Histórias do Norte - Parte 2

  Ainda levemente sonolenta e deitada na relva pude ouvir seus passos lentos e firmes, passos quase tão decididos quanto extremamente cuidadosos, abri os olhos, mas não ergui a cabeça, sabia qual era o seu próximo passo e ele deitou ali ao meu lado, também de bruços e com o ouvido na terra.
  Não dissemos uma só palavra enquanto nos olhávamos bem nos olhos, mas nossas respirações, "ah", as nossas respirações conversavam entre si, e elas diziam claramente: "por favor, fique um pouco mais".

domingo, 1 de outubro de 2017

Histórias do Norte - Parte 1

  Existe um abismo, um abismo no meio do deserto, um abismo onde nada cresce e nós vivemos lá, nas montanhas congeladas, perto desse abismo, e a fome, ela é nossa única certeza... Me chamo Marion, ou me chamava ou me chamarei, esse foi o nome que recebi dos ventos gélidos do norte.
  Agora é outono, e eu já consigo enxergar as folhas secando uma a uma, eu consigo ouvir os últimos respiros da terra, deitada aqui no chão de uma relva quase seca e fria, o meu coração parece se apertar e diminuir a cada dia que chega, fecho meus olhos e adormeço por milésimos de segundos ou milhões de anos, adormeço junto da terra.
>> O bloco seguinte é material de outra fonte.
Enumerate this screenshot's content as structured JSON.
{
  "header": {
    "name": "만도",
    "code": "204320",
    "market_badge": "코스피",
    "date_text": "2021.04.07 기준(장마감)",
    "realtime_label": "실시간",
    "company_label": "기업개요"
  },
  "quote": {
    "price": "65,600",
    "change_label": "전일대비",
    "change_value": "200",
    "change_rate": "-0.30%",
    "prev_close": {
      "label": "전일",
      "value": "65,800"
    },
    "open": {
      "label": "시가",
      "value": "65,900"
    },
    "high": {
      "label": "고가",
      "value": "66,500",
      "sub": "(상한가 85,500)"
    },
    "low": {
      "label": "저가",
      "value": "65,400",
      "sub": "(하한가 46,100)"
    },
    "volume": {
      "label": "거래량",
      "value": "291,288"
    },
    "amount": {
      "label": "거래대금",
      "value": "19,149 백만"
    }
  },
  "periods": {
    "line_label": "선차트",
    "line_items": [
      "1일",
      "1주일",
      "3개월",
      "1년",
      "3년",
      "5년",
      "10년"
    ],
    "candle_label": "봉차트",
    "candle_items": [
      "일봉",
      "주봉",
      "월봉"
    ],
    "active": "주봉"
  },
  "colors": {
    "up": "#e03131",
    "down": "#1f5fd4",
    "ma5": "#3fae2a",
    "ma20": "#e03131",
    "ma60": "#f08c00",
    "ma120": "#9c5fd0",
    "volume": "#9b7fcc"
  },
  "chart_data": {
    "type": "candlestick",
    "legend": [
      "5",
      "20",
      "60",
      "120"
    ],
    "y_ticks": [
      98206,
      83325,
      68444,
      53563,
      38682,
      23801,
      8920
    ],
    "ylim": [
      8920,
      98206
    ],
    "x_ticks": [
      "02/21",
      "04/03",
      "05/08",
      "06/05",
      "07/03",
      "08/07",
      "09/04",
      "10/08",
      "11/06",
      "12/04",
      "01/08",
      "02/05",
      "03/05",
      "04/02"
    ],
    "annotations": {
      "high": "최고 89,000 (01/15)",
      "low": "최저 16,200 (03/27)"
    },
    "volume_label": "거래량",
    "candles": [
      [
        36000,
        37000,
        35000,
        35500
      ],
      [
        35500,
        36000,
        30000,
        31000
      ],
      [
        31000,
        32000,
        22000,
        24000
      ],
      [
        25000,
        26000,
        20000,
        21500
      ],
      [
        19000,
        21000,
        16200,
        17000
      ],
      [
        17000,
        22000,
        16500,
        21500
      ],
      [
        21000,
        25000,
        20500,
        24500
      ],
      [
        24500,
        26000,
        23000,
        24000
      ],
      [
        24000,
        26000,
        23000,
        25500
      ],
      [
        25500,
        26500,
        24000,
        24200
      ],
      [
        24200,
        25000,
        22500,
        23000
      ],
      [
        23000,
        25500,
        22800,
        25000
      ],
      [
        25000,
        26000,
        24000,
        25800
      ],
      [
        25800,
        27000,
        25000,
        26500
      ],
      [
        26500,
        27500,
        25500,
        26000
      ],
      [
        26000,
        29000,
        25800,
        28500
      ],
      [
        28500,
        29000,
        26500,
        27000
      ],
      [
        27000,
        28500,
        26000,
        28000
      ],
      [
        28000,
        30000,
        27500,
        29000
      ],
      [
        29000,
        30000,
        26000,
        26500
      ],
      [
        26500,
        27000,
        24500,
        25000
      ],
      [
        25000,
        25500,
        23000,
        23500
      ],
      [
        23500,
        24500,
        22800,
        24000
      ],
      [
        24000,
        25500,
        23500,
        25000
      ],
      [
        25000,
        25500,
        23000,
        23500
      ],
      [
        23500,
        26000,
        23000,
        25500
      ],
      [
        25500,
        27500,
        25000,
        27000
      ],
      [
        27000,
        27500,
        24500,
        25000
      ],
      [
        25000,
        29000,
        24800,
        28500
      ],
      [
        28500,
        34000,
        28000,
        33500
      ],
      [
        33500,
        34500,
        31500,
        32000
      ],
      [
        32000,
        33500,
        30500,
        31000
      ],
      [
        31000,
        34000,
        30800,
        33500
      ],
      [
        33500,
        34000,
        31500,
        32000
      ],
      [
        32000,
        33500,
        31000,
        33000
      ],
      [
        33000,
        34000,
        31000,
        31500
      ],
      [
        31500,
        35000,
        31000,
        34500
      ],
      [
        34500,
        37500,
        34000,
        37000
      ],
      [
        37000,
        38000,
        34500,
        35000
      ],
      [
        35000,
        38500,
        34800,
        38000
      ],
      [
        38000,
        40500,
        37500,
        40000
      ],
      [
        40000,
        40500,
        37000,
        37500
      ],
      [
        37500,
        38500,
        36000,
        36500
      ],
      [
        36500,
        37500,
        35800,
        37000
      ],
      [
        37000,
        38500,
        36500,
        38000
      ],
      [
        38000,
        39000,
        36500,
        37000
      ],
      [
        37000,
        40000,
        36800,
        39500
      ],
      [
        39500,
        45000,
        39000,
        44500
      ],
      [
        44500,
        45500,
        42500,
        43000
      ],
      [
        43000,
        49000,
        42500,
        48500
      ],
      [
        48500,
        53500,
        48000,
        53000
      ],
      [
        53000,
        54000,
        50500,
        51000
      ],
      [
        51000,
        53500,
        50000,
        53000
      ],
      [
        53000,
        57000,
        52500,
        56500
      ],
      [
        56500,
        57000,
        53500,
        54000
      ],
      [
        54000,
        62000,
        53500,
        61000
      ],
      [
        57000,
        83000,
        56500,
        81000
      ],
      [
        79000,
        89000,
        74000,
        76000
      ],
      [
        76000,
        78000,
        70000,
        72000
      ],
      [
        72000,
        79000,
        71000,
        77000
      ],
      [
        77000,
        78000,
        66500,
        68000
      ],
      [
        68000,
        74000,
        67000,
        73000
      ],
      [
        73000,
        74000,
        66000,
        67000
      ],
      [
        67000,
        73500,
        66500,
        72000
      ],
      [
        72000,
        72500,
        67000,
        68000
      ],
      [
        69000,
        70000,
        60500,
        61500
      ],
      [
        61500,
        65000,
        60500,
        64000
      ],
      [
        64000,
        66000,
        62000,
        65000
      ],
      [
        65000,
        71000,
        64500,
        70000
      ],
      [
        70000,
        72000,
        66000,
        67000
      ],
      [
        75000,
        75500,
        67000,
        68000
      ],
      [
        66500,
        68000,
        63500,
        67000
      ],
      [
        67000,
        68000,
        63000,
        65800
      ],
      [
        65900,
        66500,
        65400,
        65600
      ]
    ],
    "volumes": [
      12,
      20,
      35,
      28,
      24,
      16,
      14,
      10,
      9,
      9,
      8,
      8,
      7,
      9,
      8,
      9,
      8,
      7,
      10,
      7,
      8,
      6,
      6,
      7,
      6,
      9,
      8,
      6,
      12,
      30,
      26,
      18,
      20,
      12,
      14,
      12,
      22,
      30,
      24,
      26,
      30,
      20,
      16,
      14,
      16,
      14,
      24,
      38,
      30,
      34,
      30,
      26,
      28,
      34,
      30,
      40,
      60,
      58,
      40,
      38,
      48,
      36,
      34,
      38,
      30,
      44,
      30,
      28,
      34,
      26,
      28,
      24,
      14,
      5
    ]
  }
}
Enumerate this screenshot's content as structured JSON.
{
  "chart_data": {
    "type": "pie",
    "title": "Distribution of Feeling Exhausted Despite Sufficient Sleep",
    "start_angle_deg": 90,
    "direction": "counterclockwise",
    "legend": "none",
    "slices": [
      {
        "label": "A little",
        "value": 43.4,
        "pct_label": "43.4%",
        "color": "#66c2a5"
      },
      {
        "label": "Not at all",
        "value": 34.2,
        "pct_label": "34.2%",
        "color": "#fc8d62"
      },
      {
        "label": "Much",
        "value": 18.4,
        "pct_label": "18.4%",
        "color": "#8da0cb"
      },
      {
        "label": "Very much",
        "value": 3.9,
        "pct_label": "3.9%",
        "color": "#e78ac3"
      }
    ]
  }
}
domingo, 24 de setembro de 2017

Ato 3 - Janeiro

Ou toda a luz e calor do verão.

Engraçado como sintonizamos a estação, eu comemorava o início do calor escaldante de Litha e você reverenciava o inverno da sua vida, seu sagrado Yule interior, e como a Noite e o Dia se equilibram e se completam, nós também o fazemos, meu calor de inverno e minha brisa fresca no verão trazido pelos barcos do Norte através do tempo, você está aqui e eu posso deitar no seu peito de novo, mais uma noite, com uma pequena luz de vela ou uma enorme fogueira e então eu tenho certeza que estou em casa novamente.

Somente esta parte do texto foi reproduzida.